ScyllaDB on LXC/LXD containers, with ZFS

As part of a new side-project, I've been setting up some colocated servers instead of paying more for cloud. As part of this effort I need a database and thought it was time to explore a NoSQL option for it's scalability, reliability and hopefully ease of replication, etc.

In parallel, the same effort is happening for work so great timing. Cassandra has been on our list as the database selection, but I happened to come across ScyllaDB. It looks pretty awesome.
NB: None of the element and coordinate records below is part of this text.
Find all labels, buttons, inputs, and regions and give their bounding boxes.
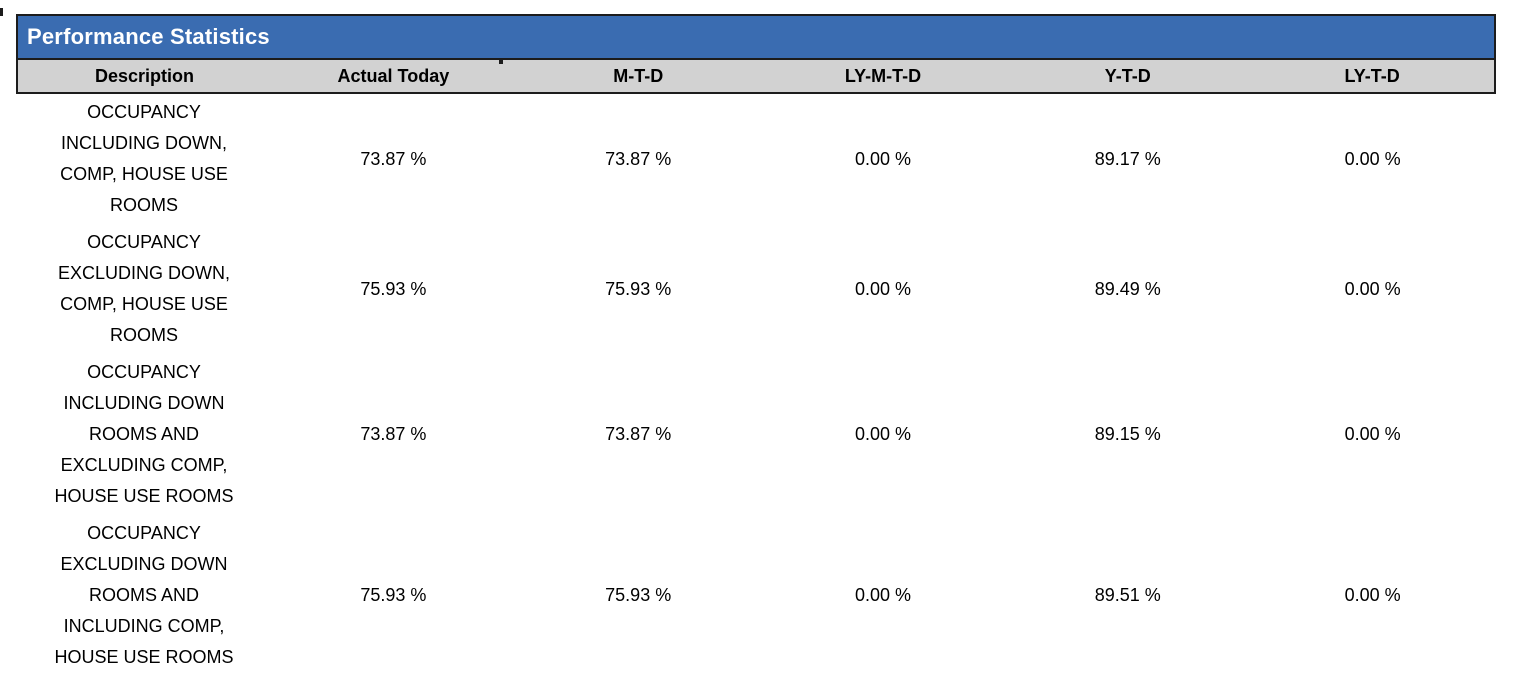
column-header-mtd: M-T-D xyxy=(515,59,761,94)
column-header-description: Description xyxy=(16,59,271,94)
header-cell-divider-artifact xyxy=(499,58,503,64)
table-row: OCCUPANCY INCLUDING DOWN ROOMS AND EXCLU… xyxy=(17,354,1496,515)
actual-today-value: 75.93 % xyxy=(271,515,516,676)
description-cell: OCCUPANCY INCLUDING DOWN, COMP, HOUSE US… xyxy=(17,93,271,224)
column-header-actual-today: Actual Today xyxy=(271,59,516,94)
ly-td-value: 0.00 % xyxy=(1250,224,1496,354)
table-row: OCCUPANCY EXCLUDING DOWN, COMP, HOUSE US… xyxy=(17,224,1496,354)
mtd-value: 73.87 % xyxy=(515,93,761,224)
description-cell: OCCUPANCY EXCLUDING DOWN, COMP, HOUSE US… xyxy=(17,224,271,354)
ytd-value: 89.17 % xyxy=(1005,93,1251,224)
ytd-value: 89.49 % xyxy=(1005,224,1251,354)
title-bar: Performance Statistics xyxy=(15,14,1497,60)
section-title: Performance Statistics xyxy=(15,14,1497,60)
table-row: OCCUPANCY EXCLUDING DOWN ROOMS AND INCLU… xyxy=(17,515,1496,676)
actual-today-value: 73.87 % xyxy=(271,354,516,515)
ly-td-value: 0.00 % xyxy=(1250,354,1496,515)
column-header-ly-mtd: LY-M-T-D xyxy=(760,59,1006,94)
ly-mtd-value: 0.00 % xyxy=(760,224,1006,354)
mtd-value: 75.93 % xyxy=(515,224,761,354)
ly-mtd-value: 0.00 % xyxy=(760,354,1006,515)
column-header-ytd: Y-T-D xyxy=(1005,59,1251,94)
table-row: OCCUPANCY INCLUDING DOWN, COMP, HOUSE US… xyxy=(17,93,1496,224)
ly-mtd-value: 0.00 % xyxy=(760,93,1006,224)
actual-today-value: 75.93 % xyxy=(271,224,516,354)
description-cell: OCCUPANCY EXCLUDING DOWN ROOMS AND INCLU… xyxy=(17,515,271,676)
left-edge-border-artifact xyxy=(0,8,3,16)
performance-statistics-table: Performance Statistics Description Actua… xyxy=(15,14,1497,676)
performance-statistics-section: Performance Statistics Description Actua… xyxy=(15,14,1497,676)
description-cell: OCCUPANCY INCLUDING DOWN ROOMS AND EXCLU… xyxy=(17,354,271,515)
actual-today-value: 73.87 % xyxy=(271,93,516,224)
column-header-row: Description Actual Today M-T-D LY-M-T-D … xyxy=(16,59,1497,94)
ly-mtd-value: 0.00 % xyxy=(760,515,1006,676)
ytd-value: 89.15 % xyxy=(1005,354,1251,515)
ytd-value: 89.51 % xyxy=(1005,515,1251,676)
ly-td-value: 0.00 % xyxy=(1250,93,1496,224)
column-header-ly-td: LY-T-D xyxy=(1250,59,1497,94)
ly-td-value: 0.00 % xyxy=(1250,515,1496,676)
mtd-value: 73.87 % xyxy=(515,354,761,515)
mtd-value: 75.93 % xyxy=(515,515,761,676)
Now fast forward through learning how to setup Docker Engine Swarm (1.12) and running into the issue of persistent containers. Long story short, I decided to just bite the bullet and consider the data layer as pets instead of cattle, and in doing so go with LXC containers, as they are targeted at being system containers vs application containers like Docker.

I am using Ubuntu 16.04 on my host machine, which is a Dell R610 (1U rackmount) with dual quad-core CPU, 48G RAM and a six-drive, RAID10 with SSDs.

To get started you need a few packages added:

apt-get install -y ifenslave inetutils-traceroute lxd lxd-tools lxd-client bridge-utils criu zfsutils-linux  

I'm using a bridge so that my containers can talk to my network which is on a MikroTik cloud router switch on 10.1.x networks.

To configure the default LXC profile to use the bridge:

Configure networking

lxc profile device set default eth0 nictype bridged  
lxc profile device set default eth0 parent br0  

My /etc/network/interfaces looks like:

source /etc/network/interfaces.d/*

# The loopback network interface
auto lo  
iface lo inet loopback

# The primary network interface
auto eno1  
iface eno1 inet static  
    address 10.1.1.7
    gateway 10.1.1.1
    netmask 255.255.255.0
    dns-nameservers 10.1.1.1 8.8.8.8 8.8.4.4

auto br0  
iface br0 inet static  
    bridge-ifaces eno2
    bridge-ports eno2
    bridge_stp off
    bridge_fd 0
    bridge_maxwait 0
    address 10.1.2.7
    gateway 10.1.2.1
    netmask 255.255.255.0

auto eno2  
iface eno2 inet manual  

Essentially I am bridging my second NIC which is on my 10.1.2.x network, this is because I am using the primary NIC (10.1.1.x) for Docker.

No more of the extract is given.